When the oxidizing gas comprises pure trioxygen, the latter may be obtained from a pure O₃ reservoir/tank. When the oxidizing gas comprises trioxygen mixed with dioxygen, the mixture can be obtained either from a reservoir/tank containing a mixture of O₃ and O₂, or from a reservoir containing pure O₃ and a reservoir containing pure O₂.

Alternatively, the process according to the invention can also comprise a step of generation of trioxide from oxygen molecules, more particularly from dioxygen molecules (O₂), e.g., by the “CORONA” effect applied to the oxygen molecules, more particularly to dioxygen molecules.

For that purpose, the process according to the invention can implement a production mean of trioxygen (O₃).

Trioxide generating means can comprise a “CORONA” effect device, installed, e.g., on a conduit in which oxygen (O₂) flows, such as the injection tube of dioxygen O₂ into the combustion chamber, to induce electric conversion discharges according to the formula:

O₂+hv→O₂*(³Σ_u⁻);

(170 to 210 nm);

O₂*+O₂→O₃+O, O+O₂→O₃.

The ratio of oxygen to be converted is defined by the intensity of the induced Corona effect, and the portion of O₃ can vary between 10 and 100% of the oxidizing oxygen as included in the gaseous oxidizing mixture.

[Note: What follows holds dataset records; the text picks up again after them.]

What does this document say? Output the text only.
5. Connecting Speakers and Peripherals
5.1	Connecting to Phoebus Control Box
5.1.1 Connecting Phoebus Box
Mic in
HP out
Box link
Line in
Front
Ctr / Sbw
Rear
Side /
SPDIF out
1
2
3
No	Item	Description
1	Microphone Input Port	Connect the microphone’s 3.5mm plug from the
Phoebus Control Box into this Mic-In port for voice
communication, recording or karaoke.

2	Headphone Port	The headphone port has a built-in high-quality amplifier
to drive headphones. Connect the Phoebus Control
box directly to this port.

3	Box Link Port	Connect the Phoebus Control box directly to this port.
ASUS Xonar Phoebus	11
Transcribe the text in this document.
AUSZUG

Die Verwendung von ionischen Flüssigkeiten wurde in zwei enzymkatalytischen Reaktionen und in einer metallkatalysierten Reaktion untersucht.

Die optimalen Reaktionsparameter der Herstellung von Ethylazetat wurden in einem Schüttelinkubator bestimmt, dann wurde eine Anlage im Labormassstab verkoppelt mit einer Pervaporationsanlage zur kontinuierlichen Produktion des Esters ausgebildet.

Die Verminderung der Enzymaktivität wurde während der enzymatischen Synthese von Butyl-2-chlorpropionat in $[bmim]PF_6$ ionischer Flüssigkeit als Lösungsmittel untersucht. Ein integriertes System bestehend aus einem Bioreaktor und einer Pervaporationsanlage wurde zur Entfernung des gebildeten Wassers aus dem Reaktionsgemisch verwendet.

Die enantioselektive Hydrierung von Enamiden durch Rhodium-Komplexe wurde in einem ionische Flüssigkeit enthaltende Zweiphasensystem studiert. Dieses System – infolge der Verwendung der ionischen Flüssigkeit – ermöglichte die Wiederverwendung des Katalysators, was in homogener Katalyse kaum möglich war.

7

Furthermore, the process according to the invention can comprise a step of generation of carbon trioxide CO₃ from CO or CO₂ molecules, and preferably from CO₂ molecules, e.g., by means of the “CORONA” effect applied to the CO₂ molecules in the presence of O₃/O₂.

According to a preferred embodiment, the oxidizing gas is obtained from a gaseous mixture of O₂ and CO₂, to which Corona effect is applied to generate O₃ and CO₃ molecules, the oxidizing gas therefore, obtained comprises:

O₃; and

CO₂ or CO₃ or a mixture of CO₂ and CO₃; and

eventually O₂, as a function of the energy of the electric discharges applied for the Corona effect.

As disclosed above, the combustion gas obtained after the combustion essentially comprises CO₂ and H₂O_steam.

The process according to the invention can also comprise a recovery of CO₂ included in the combustion gas, by cooling said combustion gas.

When the combustion gas comprises H₂O molecules, steam can be previously removed from the combustion gas by condensation, and then, CO₂ and the latent heat from condensation can be recovered.

Advantageously, CO₂ can be condensed by any/all process known by the expert in the art. Therefore, all non-condensable material originated from the fuel and/or from the oxidizing gaseous mixture (metals, metalloids, sulfur, oxygen) are isolated from CO₂, which is pure in liquid stage, and can be stored and recycled in the process. CO₂ can be evaporated during the cooling process of the combustion gas before being re-injected into the combustion chamber for a new cycle.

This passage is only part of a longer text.